Afin de lancer un effort « sur le terrain », j'ai suggéré à mon ancienne ville d'origine, Dunkirk, N. Y., d'organiser un geste de solidarité et de bonne volonté en direction de la ville de Dunkerque, en France. La ville devint folle et obtint une publicité mondiale ... La radio ABC - American Broadcasting Company - a diffusé une émission de radio bidirectionnelle entre les deux villes, animée par Charles Boyer et l'ambassadeur de France, Henri Bonnet. Le réseau de radio Voice of America l'a diffusée dans le monde entier et la presse française lui a donné beaucoup d'écho ... Quoi qu'il en soit, une soixantaine de villes américaines ont presque immédiatement emboîté le pas. ... Ma réaction a été : « Que diable Todd a-t-il fait ? » Nous étions submergés par des maires français qui voulaient que leurs villes soient adoptées.

Après la campagne d'AAtF s'est terminée ... J'ai été invité par Isabella King (ancienne membre du Congrès de l'Arizona et la meilleure amie et demoiselle d'honneur d'Eleanor Roosevelt) à faire la promotion de ... « Operation Democracy, Inc ». Nous devions « raconter l'histoire de l'Amérique à l'étranger », « gagner des amis et influencer les gens », ainsi que promouvoir « One World » de Wendell Willkie ! De beaux jours d'espoir et de promesses pour l'idée de Henry Luce sur le « American Century ! ». L'un des meilleurs de tous était la chère petite Morganville, KS. ... et bien sûr, Velma Carson. Sacrée nana !

Je suis passé de « O.D. » à la US Information Agency en 1950 en tant que « chef » de l'Office of Private Enterprise Cooperation, l'unité de la ville de New York fournissant des reportages du « Heartland » d'Amérique pour la radio USIA - United States Information Agency - Agence d'information des États-Unis - des publications et des divisions cinématographiques. etc. L'une de mes principales préoccupations a continué d'être « les villes jumelles », l'accent étant mis sur « faire connaissance avec vous » et vaincre le rideau de fer et Joseph Staline. Je n'avais aucune idée de combien de temps cela prendrait !

Haney a demandé à Todd si Morganville était la plus petite ville américaine à adopter une sœur européenne. Todd a dit le croire, se rappelant que Chester, N. Y., avec une population d'environ 1.200 habitants, a été la deuxième la plus proche.

Il ajouta que Chester avait adopté Kumrovec en Croatie.
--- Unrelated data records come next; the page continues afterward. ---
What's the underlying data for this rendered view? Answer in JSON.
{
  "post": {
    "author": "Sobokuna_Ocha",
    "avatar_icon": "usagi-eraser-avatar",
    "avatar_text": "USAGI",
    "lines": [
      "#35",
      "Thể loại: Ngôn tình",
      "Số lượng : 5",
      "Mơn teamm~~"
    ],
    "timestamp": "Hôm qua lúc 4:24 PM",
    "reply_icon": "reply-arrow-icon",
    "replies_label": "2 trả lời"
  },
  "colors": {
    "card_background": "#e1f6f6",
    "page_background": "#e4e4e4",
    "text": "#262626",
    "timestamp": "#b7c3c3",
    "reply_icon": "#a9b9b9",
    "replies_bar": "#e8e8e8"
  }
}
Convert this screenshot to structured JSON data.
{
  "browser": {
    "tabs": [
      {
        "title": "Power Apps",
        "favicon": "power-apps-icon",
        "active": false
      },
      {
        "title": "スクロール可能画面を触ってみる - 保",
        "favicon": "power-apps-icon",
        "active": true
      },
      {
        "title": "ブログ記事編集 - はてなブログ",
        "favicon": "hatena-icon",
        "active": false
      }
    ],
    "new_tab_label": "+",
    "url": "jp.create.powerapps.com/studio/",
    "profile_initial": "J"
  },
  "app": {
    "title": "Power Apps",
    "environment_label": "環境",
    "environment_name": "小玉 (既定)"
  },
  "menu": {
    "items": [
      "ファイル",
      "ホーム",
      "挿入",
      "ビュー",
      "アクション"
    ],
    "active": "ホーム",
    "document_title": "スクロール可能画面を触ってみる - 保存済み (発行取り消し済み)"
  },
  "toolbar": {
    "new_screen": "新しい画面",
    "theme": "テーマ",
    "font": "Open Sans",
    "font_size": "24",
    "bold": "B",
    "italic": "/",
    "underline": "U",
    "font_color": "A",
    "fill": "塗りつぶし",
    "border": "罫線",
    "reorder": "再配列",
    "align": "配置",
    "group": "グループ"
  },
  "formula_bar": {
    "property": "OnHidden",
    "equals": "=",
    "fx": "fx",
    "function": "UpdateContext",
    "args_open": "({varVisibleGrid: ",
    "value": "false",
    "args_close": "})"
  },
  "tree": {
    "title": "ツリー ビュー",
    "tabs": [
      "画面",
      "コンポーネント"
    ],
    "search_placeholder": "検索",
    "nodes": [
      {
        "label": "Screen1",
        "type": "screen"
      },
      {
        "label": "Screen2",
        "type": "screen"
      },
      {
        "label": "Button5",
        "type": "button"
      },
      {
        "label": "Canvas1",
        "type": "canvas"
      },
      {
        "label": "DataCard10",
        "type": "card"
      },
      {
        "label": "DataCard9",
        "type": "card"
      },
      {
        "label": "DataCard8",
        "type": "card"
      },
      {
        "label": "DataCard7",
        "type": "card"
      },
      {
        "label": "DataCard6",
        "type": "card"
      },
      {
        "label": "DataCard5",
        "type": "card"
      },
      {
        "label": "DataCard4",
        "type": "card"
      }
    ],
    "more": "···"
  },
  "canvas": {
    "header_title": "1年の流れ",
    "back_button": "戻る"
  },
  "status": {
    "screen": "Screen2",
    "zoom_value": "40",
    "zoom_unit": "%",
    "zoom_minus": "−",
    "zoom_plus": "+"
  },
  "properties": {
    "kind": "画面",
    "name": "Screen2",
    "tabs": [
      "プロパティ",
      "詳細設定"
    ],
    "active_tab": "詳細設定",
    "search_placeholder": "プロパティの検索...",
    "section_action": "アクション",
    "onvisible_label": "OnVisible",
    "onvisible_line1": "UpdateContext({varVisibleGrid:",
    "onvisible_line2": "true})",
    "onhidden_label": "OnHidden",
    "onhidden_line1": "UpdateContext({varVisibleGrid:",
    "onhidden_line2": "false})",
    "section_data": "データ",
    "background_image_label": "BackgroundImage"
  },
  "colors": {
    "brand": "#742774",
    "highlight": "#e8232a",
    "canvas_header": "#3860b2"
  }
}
C'était la ville natale du Maréchal Tito, qui était le chef de la Yougoslavie, une confédération d'états incluant la Croatie. Todd a déclaré que Chester « était submergée par les lettres d'écoliers, pleines de propagande communiste louant leurs glorieux dirigeants ».

Haney s'est également adressée à Fèves et a échangé des lettres avec Patrick Hug, qui était alors maire.